Comment ça, « C’est quoi Les Barons » ? Bon, je vous explique ça brièvement. Dès le début, le décor est planté par Hassan, le personnage principal : « Pour être un baron, dans la vie, il faut être le moins actif possible, parce que chaque être humain naît avec un crédit de pas et chaque pas épuise ton crédit. C’est ce qui nous différencie du reste du monde : c’est que nous, les barons, on le sait dès le départ. Le baron le plus ambitieux, c’est moi, Hassan. Mon rêve c’est de faire rire. Mais “blagueur“, pour mon père, c’est pas un métier, c’est pas comme chauffeur de bus, un vrai métier, un métier avec des fiches de paie.
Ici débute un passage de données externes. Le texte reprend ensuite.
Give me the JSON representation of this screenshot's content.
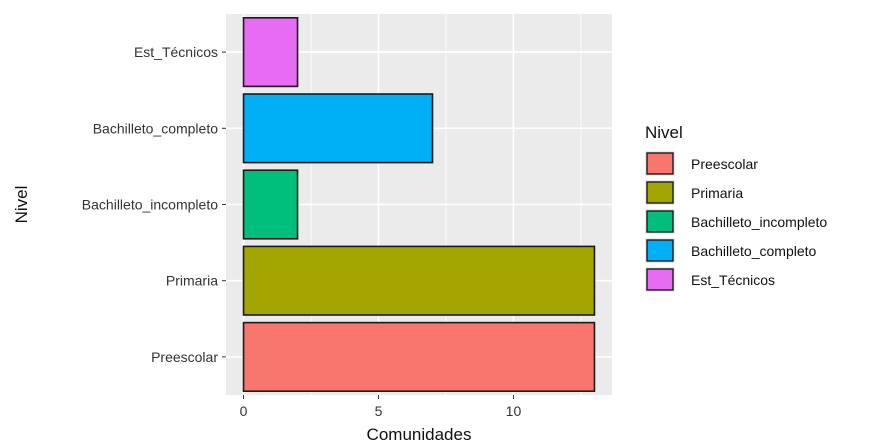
{
  "chart_data": {
    "type": "bar",
    "orientation": "horizontal",
    "categories": [
      "Preescolar",
      "Primaria",
      "Bachilleto_incompleto",
      "Bachilleto_completo",
      "Est_Técnicos"
    ],
    "values": [
      13,
      13,
      2,
      7,
      2
    ],
    "colors": [
      "#F8766D",
      "#A3A500",
      "#00BF7D",
      "#00B0F6",
      "#E76BF3"
    ],
    "xlabel": "Comunidades",
    "ylabel": "Nivel",
    "xlim": [
      -0.65,
      13.65
    ],
    "xticks": [
      0,
      5,
      10
    ],
    "grid": true,
    "legend": {
      "title": "Nivel",
      "position": "right",
      "entries": [
        "Preescolar",
        "Primaria",
        "Bachilleto_incompleto",
        "Bachilleto_completo",
        "Est_Técnicos"
      ]
    }
  }
}
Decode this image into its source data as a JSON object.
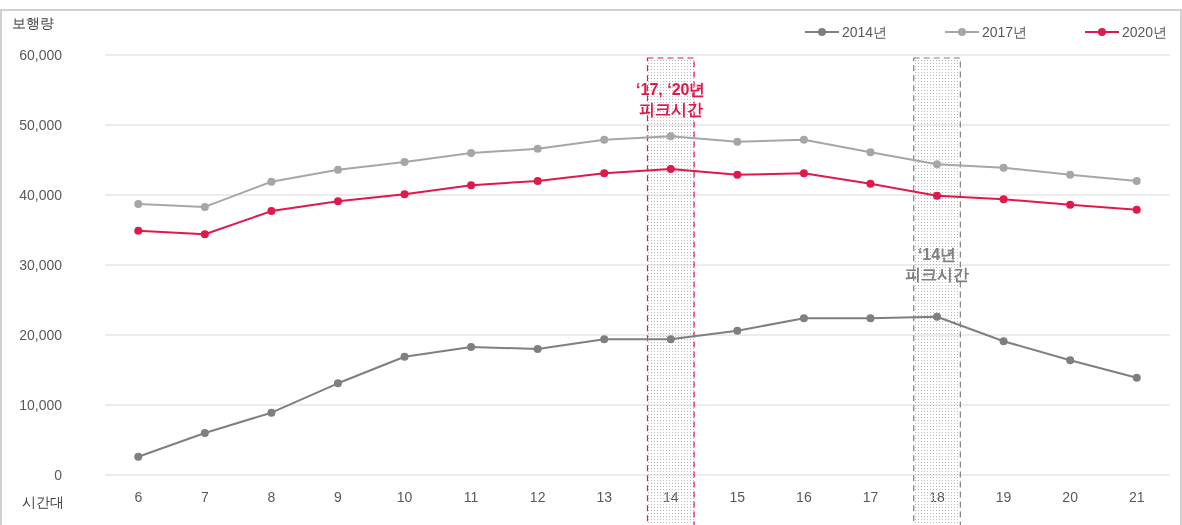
{
  "chart_data": {
    "type": "line",
    "ylabel": "보행량",
    "xlabel": "시간대",
    "x": [
      6,
      7,
      8,
      9,
      10,
      11,
      12,
      13,
      14,
      15,
      16,
      17,
      18,
      19,
      20,
      21
    ],
    "xlim": [
      5.5,
      21.5
    ],
    "xticks": [
      6,
      7,
      8,
      9,
      10,
      11,
      12,
      13,
      14,
      15,
      16,
      17,
      18,
      19,
      20,
      21
    ],
    "ylim": [
      0,
      60000
    ],
    "yticks": [
      {
        "value": 0,
        "label": "0"
      },
      {
        "value": 10000,
        "label": "10,000"
      },
      {
        "value": 20000,
        "label": "20,000"
      },
      {
        "value": 30000,
        "label": "30,000"
      },
      {
        "value": 40000,
        "label": "40,000"
      },
      {
        "value": 50000,
        "label": "50,000"
      },
      {
        "value": 60000,
        "label": "60,000"
      }
    ],
    "grid": "y",
    "legend": "top right",
    "marker": "circle",
    "line_style": "solid",
    "series": [
      {
        "name": "2014년",
        "color": "#7f7f7f",
        "values": [
          2600,
          6000,
          8900,
          13100,
          16900,
          18300,
          18000,
          19400,
          19400,
          20600,
          22400,
          22400,
          22600,
          19100,
          16400,
          13900
        ]
      },
      {
        "name": "2017년",
        "color": "#a6a6a6",
        "values": [
          38700,
          38300,
          41900,
          43600,
          44700,
          46000,
          46600,
          47900,
          48400,
          47600,
          47900,
          46100,
          44400,
          43900,
          42900,
          42000
        ]
      },
      {
        "name": "2020년",
        "color": "#e0194b",
        "values": [
          34900,
          34400,
          37700,
          39100,
          40100,
          41400,
          42000,
          43100,
          43700,
          42900,
          43100,
          41600,
          39900,
          39400,
          38600,
          37900
        ]
      }
    ],
    "bands": [
      {
        "axis": "x",
        "from": 13.65,
        "to": 14.35,
        "label": "‘17, ‘20년\n피크시간",
        "color": "#e0194b"
      },
      {
        "axis": "x",
        "from": 17.65,
        "to": 18.35,
        "label": "‘14년\n피크시간",
        "color": "#7f7f7f"
      }
    ]
  }
}
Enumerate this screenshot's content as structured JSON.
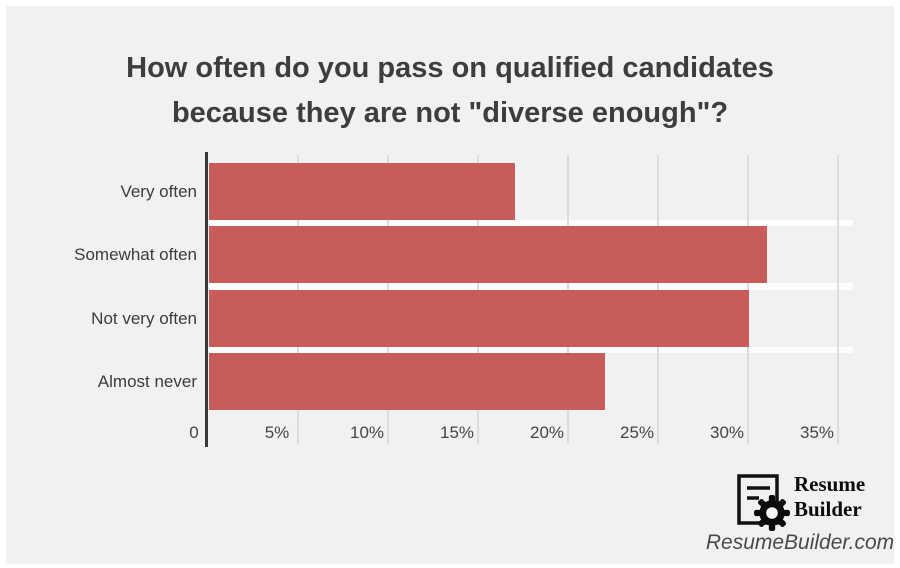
{
  "title": {
    "line1": "How often do you pass on qualified candidates",
    "line2": "because they are not \"diverse enough\"?"
  },
  "chart_data": {
    "type": "bar",
    "orientation": "horizontal",
    "title": "How often do you pass on qualified candidates because they are not \"diverse enough\"?",
    "categories": [
      "Very often",
      "Somewhat often",
      "Not very often",
      "Almost never"
    ],
    "values": [
      17,
      31,
      30,
      22
    ],
    "unit": "%",
    "xlabel": "",
    "ylabel": "",
    "xlim": [
      0,
      36
    ],
    "x_ticks": [
      {
        "value": 0,
        "label": "0"
      },
      {
        "value": 5,
        "label": "5%"
      },
      {
        "value": 10,
        "label": "10%"
      },
      {
        "value": 15,
        "label": "15%"
      },
      {
        "value": 20,
        "label": "20%"
      },
      {
        "value": 25,
        "label": "25%"
      },
      {
        "value": 30,
        "label": "30%"
      },
      {
        "value": 35,
        "label": "35%"
      }
    ],
    "grid": true,
    "legend": false,
    "bar_color": "#c75c5a",
    "axis_color": "#3a3a3a",
    "grid_color": "#dcdcdc",
    "background_color": "#f1f1f1"
  },
  "logo": {
    "word1": "Resume",
    "word2": "Builder",
    "site": "ResumeBuilder.com"
  }
}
Mounir, il voudrait qu’on reste des barons, à vie. Ce qui ne colle pas avec mon but. Parce que pour réussir, il faut quitter le quartier, mais on ne quitte pas le quartier, on s’en évade. Et pour s’évader, il faut courir, et quand on court, on n’est plus un baron».
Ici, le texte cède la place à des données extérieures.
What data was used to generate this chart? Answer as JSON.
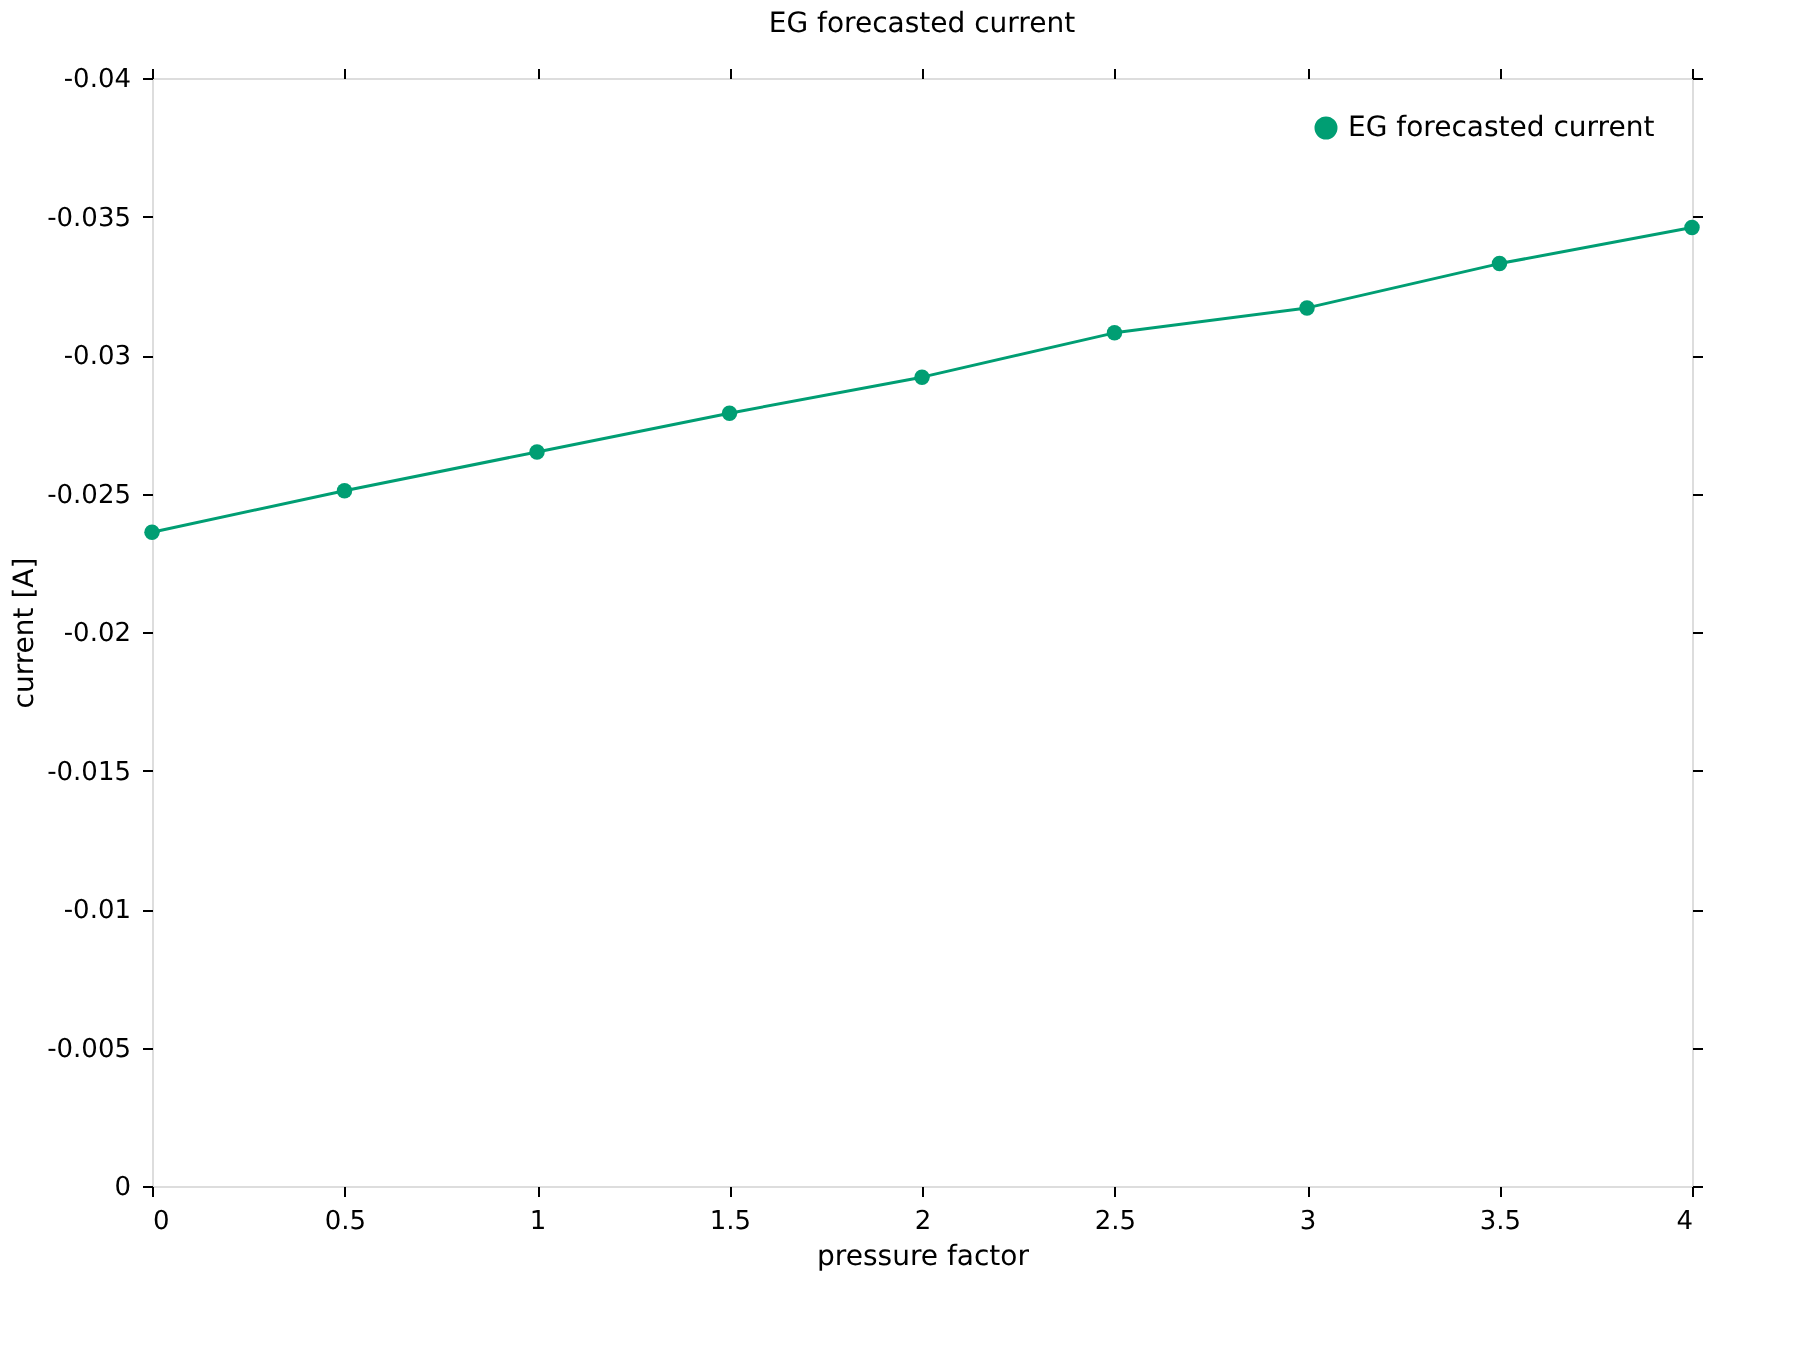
{
  "chart_data": {
    "type": "line",
    "title": "EG forecasted current",
    "xlabel": "pressure factor",
    "ylabel": "current [A]",
    "x": [
      0,
      0.5,
      1,
      1.5,
      2,
      2.5,
      3,
      3.5,
      4
    ],
    "series": [
      {
        "name": "EG forecasted current",
        "color": "#009e73",
        "values": [
          -0.0236,
          -0.0251,
          -0.0265,
          -0.0279,
          -0.0292,
          -0.0308,
          -0.0317,
          -0.0333,
          -0.0346
        ]
      }
    ],
    "xlim": [
      0,
      4
    ],
    "xticks": [
      0,
      0.5,
      1,
      1.5,
      2,
      2.5,
      3,
      3.5,
      4
    ],
    "ylim": [
      0,
      -0.04
    ],
    "yticks": [
      0,
      -0.005,
      -0.01,
      -0.015,
      -0.02,
      -0.025,
      -0.03,
      -0.035,
      -0.04
    ],
    "legend": "top right",
    "marker": "circle",
    "line_style": "solid",
    "grid": false
  }
}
Vendredi, 16h28. Je sors du 92 et la pluie m’accueille. Je jette vite fait un coup d’œil derrière moi, histoire de m’assurer d’être du bon côté de la rue et je vois que mon tram était paré de l’affiche du film : « Les Barons kiffent la STIB, la STIB kiffe les Barons » était-il écrit. Je vais vous dire quelque chose : moi aussi je kiffe les Barons. Ayant donc ri comme une poule lors du visionnage, je me devais de rencontrer pour vous le vrai Baron, celui qui est derrière la caméra : Nabil Ben Yadir.
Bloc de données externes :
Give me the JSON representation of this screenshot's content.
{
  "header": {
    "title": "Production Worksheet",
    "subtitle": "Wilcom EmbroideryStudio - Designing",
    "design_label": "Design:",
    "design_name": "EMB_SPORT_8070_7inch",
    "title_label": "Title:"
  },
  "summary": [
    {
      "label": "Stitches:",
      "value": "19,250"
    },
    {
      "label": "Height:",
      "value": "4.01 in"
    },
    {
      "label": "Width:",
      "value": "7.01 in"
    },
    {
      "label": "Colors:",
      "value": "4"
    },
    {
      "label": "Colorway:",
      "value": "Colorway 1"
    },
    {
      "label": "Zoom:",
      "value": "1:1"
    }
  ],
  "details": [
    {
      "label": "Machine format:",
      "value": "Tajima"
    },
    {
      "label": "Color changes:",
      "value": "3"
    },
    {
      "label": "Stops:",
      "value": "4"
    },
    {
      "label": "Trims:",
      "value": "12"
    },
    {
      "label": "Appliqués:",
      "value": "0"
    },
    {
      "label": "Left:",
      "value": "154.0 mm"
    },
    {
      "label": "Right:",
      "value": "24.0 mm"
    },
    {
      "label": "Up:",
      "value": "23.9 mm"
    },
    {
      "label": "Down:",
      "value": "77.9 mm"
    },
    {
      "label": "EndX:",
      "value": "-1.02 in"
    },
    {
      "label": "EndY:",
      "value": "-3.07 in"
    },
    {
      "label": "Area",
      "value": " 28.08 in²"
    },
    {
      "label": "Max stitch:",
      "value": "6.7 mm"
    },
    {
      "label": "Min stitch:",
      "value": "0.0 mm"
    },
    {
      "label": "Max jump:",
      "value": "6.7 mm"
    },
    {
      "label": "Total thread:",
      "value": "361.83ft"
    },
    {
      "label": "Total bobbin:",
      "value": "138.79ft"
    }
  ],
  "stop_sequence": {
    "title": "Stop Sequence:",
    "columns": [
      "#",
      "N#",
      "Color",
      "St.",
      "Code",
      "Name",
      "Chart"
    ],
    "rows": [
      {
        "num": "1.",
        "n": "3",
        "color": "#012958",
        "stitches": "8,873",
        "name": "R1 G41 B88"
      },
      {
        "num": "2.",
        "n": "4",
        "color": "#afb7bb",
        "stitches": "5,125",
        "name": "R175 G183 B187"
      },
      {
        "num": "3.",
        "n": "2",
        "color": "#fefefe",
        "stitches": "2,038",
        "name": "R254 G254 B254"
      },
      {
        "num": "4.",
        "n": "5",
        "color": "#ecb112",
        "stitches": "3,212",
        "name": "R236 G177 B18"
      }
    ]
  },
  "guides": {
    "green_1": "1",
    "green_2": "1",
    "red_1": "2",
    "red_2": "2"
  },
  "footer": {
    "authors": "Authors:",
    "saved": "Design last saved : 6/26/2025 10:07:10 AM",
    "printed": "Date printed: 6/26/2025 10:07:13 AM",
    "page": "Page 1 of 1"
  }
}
Il me reçoit décontracté mais je ne peux m’empêcher d’avoir une once d’admiration pour LE Baron, le vrai de vrai. Parti d’une blague entre amis, ce délire s’est ensuite éparpillé dans Bruxelles et aujourd’hui, Nabil en fait un film, y ajoutant des bribes de sa vie ou de celle de ses proches. Et pourtant, si plus jeune, on lui avait dit qu’un jour, il mettrait en scène, il n’y aurait pas cru une seconde : « J’étais un vrai baron. « Rêver, c’est créer », je ne m’en suis rendu compte qu’après, pas à l’école. Ce qui est intéressant aussi dans cette séquence (de flashback à l’école, ndlr), c’est qu’au-delà de son aspect drôle et ludique, il y a un fond très dur. Ils passent de l’école au chômage, ce qui arrive très souvent. C’est mis en filigrane, les gens ne le voient pas directement. Et puis, Aziz qui voulait faire du dessin et qui se retrouve en couture-cuisine etc., c’est moi : c’est mon cas à moi. Le fond est très noir mais voilà : si les Barons ne se plaignent pas, personne ne doit se plaindre ».

Car si dans le film, on rit du début à la fin, on peut parfois se sentir subitement surpris, presque choqués. Mais « mieux vaut rire que pleurer » et on finit donc toujours par jouer des zygomatiques. Un tour de magie que Nabil maîtrise à la perfection : « C’est un hymne contre le formatage. C’est-à-dire que quand tu es dans une comédie un peu française, « franchouillarde » : ça doit rire de A à Z et il n’y a pas de fond, c’est limite gratuit… Et quand ça doit pleurer : il n’y a rien. Je veux dire : notre vie, ce n’est ni une comédie, ni un drame. Je raconte des chroniques, des histoires toutes parallèles les unes aux autres qui se rejoignent à un moment donné et ça, c’est les Barons. Ca rit, ça pleure. C’est la vie. Et n’ayant pas fait d’école du cinéma, j’ai cette liberté de ne pas rester bloqué par des codes, des références ».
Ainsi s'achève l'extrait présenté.